Las publicaciones oficiales destacan el hecho de que las exportaciones colombianas hubieran vuelto a registrar, en febrero, reducción del 26,7 por ciento frente al mismo mes del año pasado. Peor aún, la mayor contribución de este porcentaje correspondió a la Asociación Latinoamericana de Integración (Aladi), con 9,6 puntos de la caída total, según lo anota el Dane y lo subraya este diario.

Después del bajonazo del precio de los hidrocarburos y del reconocimiento de la urgencia apremiante de diversificar y promover las exportaciones, no se explica que, salvo el caso de los estupefacientes, no se hayan hecho progresos ostensibles en las demás ramas de la producción agrícola y manufacturera. Este flanco económico, vale la pena anotarlo, no es de categoría inferior a la causa suprema de la paz, por cuanto viene a ser también de supervivencia.
Mientras no se acopien recursos bastantes para soportar y superar el cuantiosísimo déficit de la cuenta corriente, será preciso endeudarse en dólares y euros, así se celebren sus costos, hoy por hoy moderados, pero con tendencia a subir en la medida en que las finanzas públicas se agrieten. Cuantos vivimos y sufrimos en la centuria anterior la peor crisis de estrangulación externa no nos sentimos inclinados a poner oídos sordos a sus pasos de animal grande. Ya se está recurriendo al endeudamiento progresivo para atender el vencimiento de las obligaciones crediticias y, de seguro, para cuadrar los presupuestos en marcha, no sin apretarse fuertemente el cinturón. Requisito fundamental de todo proceso de ajuste es que la austeridad empiece por casa.

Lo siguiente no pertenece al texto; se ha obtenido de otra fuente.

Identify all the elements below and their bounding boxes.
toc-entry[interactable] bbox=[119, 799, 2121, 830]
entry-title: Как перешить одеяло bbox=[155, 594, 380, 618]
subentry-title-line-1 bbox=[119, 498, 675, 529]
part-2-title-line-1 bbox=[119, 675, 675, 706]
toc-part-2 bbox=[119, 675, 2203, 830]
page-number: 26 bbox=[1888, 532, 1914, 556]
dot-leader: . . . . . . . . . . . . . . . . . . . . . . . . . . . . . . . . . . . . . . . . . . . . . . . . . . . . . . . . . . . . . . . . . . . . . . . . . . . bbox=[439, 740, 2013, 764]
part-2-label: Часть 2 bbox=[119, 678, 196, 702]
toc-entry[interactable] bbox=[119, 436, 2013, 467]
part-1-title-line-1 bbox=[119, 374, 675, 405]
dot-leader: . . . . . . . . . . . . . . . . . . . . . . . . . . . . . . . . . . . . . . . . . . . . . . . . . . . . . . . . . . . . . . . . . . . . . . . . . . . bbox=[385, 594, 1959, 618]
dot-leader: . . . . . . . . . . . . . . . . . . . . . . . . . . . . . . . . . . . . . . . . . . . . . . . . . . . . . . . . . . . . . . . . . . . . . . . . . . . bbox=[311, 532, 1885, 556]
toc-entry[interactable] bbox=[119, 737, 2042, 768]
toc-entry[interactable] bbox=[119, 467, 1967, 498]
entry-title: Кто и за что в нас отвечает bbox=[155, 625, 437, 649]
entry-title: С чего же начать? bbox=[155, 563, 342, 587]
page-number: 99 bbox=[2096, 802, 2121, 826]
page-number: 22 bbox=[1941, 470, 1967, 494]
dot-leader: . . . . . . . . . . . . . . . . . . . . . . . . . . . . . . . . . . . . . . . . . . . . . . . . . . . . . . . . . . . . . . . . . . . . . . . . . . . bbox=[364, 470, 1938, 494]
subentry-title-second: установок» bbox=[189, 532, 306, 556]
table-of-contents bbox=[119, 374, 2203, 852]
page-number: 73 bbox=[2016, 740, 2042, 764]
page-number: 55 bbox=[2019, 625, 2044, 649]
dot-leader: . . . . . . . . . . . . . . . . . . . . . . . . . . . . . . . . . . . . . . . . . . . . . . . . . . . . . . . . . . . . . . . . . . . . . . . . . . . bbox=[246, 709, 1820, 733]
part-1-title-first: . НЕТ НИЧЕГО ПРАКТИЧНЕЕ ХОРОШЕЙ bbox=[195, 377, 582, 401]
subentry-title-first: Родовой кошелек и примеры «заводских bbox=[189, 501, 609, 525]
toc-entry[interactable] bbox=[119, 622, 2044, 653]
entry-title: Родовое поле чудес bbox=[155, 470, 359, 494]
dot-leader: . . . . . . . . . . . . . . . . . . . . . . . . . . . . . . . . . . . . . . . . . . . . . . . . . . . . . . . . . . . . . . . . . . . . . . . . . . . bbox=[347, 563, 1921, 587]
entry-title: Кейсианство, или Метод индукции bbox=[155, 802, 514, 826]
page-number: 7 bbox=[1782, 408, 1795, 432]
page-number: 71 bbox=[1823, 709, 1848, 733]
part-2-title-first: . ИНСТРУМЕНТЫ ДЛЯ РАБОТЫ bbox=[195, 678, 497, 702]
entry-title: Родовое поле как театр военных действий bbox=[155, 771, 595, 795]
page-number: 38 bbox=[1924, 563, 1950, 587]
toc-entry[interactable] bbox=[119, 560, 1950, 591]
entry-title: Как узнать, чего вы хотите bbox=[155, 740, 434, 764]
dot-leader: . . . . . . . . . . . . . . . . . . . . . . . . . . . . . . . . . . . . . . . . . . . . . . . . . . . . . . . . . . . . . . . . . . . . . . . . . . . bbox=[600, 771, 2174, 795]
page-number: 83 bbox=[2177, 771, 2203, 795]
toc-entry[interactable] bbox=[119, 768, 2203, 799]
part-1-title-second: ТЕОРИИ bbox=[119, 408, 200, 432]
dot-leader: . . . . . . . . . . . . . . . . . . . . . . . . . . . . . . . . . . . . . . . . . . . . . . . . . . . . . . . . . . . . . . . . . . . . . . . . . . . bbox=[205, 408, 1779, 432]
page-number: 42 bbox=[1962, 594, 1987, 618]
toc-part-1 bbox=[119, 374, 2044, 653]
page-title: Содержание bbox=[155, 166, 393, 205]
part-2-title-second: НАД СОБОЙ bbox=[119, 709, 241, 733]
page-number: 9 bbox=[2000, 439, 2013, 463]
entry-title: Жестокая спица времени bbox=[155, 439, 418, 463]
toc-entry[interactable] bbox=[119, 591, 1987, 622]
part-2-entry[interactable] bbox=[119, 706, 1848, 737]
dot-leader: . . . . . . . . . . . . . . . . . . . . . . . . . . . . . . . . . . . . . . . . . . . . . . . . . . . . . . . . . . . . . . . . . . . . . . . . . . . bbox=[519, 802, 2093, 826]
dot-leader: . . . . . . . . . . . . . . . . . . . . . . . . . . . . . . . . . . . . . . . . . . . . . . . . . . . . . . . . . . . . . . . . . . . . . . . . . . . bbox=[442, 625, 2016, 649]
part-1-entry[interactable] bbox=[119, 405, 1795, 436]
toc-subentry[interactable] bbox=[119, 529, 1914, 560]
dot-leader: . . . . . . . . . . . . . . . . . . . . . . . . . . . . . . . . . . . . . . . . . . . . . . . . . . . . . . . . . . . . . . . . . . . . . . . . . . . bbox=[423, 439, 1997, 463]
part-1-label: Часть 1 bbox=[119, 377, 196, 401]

De resto, en lo tocante a los Papeles de Panamá, cabe formular votos por que se surtan las debidas consecuencias, sin menoscabo de las relaciones entre nuestros países vecinos y hermanos. No sin recordar que su Canal Interoceánico se le reintegró merced a gestiones adelantadas ante el presidente Carter por cuatro mandatarios latinoamericanos en ejercicio, encabezados por el presidente Alfonso López Michelsen, de Colombia, junto a sus pares de Venezuela y México, en presencia y con la colaboración del coronel Torrijos, de Panamá. Todo ello desde el Palacio de San Carlos de Bogotá, provisionalmente sede de nuestros jefes de Estado.